Inherit from an OmniDataset subclass and override _load_data or _process_data to handle your specific data format or structure.

from omnigenbench import OmniDatasetForSequenceClassification

class CustomDataset(OmniDatasetForSequenceClassification):
    def _load_data(self, data_path):
        # Your custom logic to read a file
        # and return a list of examples.
        ...
        return processed_data

Custom Tokenizer

Inherit from OmniTokenizer and implement the core tokenize method with your unique tokenization strategy.

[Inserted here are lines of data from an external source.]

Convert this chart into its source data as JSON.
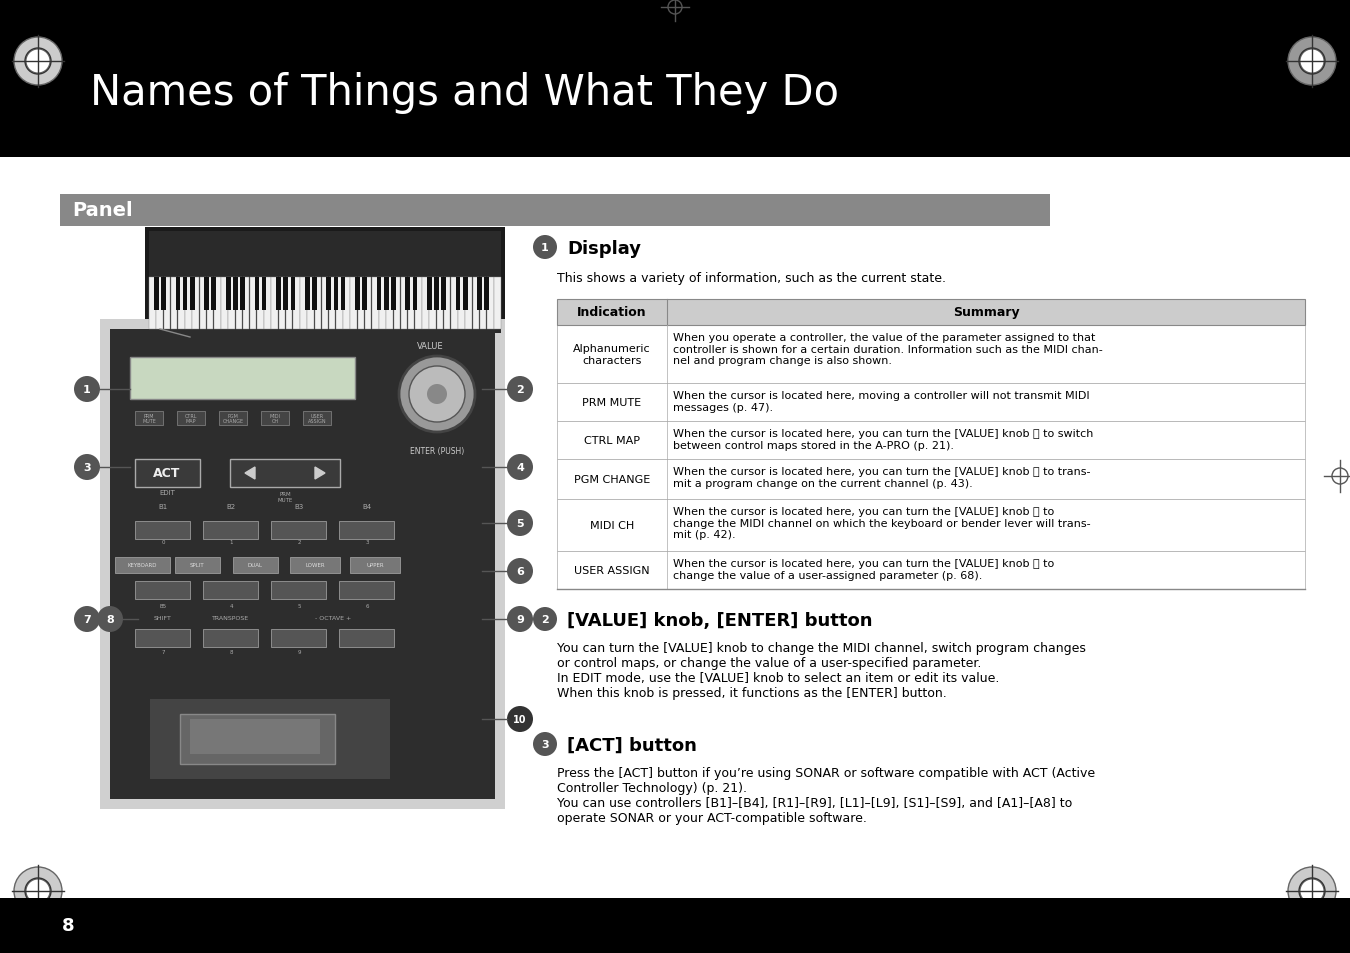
{
  "page_bg": "#ffffff",
  "header_bg": "#000000",
  "header_text": "Names of Things and What They Do",
  "header_text_color": "#ffffff",
  "header_font_size": 26,
  "panel_bar_bg": "#888888",
  "panel_bar_text": "Panel",
  "panel_bar_text_color": "#ffffff",
  "panel_bar_font_size": 13,
  "section1_title": "Display",
  "section1_intro": "This shows a variety of information, such as the current state.",
  "table_header_bg": "#cccccc",
  "table_col1": "Indication",
  "table_col2": "Summary",
  "table_rows": [
    [
      "Alphanumeric\ncharacters",
      "When you operate a controller, the value of the parameter assigned to that\ncontroller is shown for a certain duration. Information such as the MIDI chan-\nnel and program change is also shown."
    ],
    [
      "PRM MUTE",
      "When the cursor is located here, moving a controller will not transmit MIDI\nmessages (p. 47)."
    ],
    [
      "CTRL MAP",
      "When the cursor is located here, you can turn the [VALUE] knob Ⓐ to switch\nbetween control maps stored in the A-PRO (p. 21)."
    ],
    [
      "PGM CHANGE",
      "When the cursor is located here, you can turn the [VALUE] knob Ⓐ to trans-\nmit a program change on the current channel (p. 43)."
    ],
    [
      "MIDI CH",
      "When the cursor is located here, you can turn the [VALUE] knob Ⓐ to\nchange the MIDI channel on which the keyboard or bender lever will trans-\nmit (p. 42)."
    ],
    [
      "USER ASSIGN",
      "When the cursor is located here, you can turn the [VALUE] knob Ⓐ to\nchange the value of a user-assigned parameter (p. 68)."
    ]
  ],
  "section2_title": "[VALUE] knob, [ENTER] button",
  "section2_text": "You can turn the [VALUE] knob to change the MIDI channel, switch program changes\nor control maps, or change the value of a user-specified parameter.\nIn EDIT mode, use the [VALUE] knob to select an item or edit its value.\nWhen this knob is pressed, it functions as the [ENTER] button.",
  "section3_title": "[ACT] button",
  "section3_text": "Press the [ACT] button if you’re using SONAR or software compatible with ACT (Active\nController Technology) (p. 21).\nYou can use controllers [B1]–[B4], [R1]–[R9], [L1]–[L9], [S1]–[S9], and [A1]–[A8] to\noperate SONAR or your ACT-compatible software.",
  "footer_text": "8"
}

from omnigenbench import OmniTokenizer

class KmerTokenizer(OmniTokenizer):
    def tokenize(self, seq, **kw):
        k = self.k
        return [seq[i:i+k] for i in ...]

Custom Metric

Inherit from OmniMetric and implement compute_metric to calculate your custom evaluation score.

from omnigenbench import OmniMetric
from your_lib import special_metric

class MyMetric(OmniMetric):
    def compute_metric(self, y_true, y_pred):
        score = special_metric(y_true, y_pred)
        return {"my_special_metric": score}

Best Practices for Contributors¶

When extending the library, please follow these guidelines to ensure your contributions are robust and align with the framework’s philosophy.

Always Inherit: Start by inheriting from the most relevant abstract base class.
Implement Abstract Methods: Ensure all required methods from the parent class are implemented.
Document Everything: Provide clear docstrings for your new class and its methods, including examples.
Write Unit Tests: Every new feature should be accompanied by tests to prevent future regressions.
Follow Conventions: Adhere to the existing coding style and design patterns for consistency.
Handle Errors Gracefully: Provide meaningful error messages for invalid inputs or failed operations.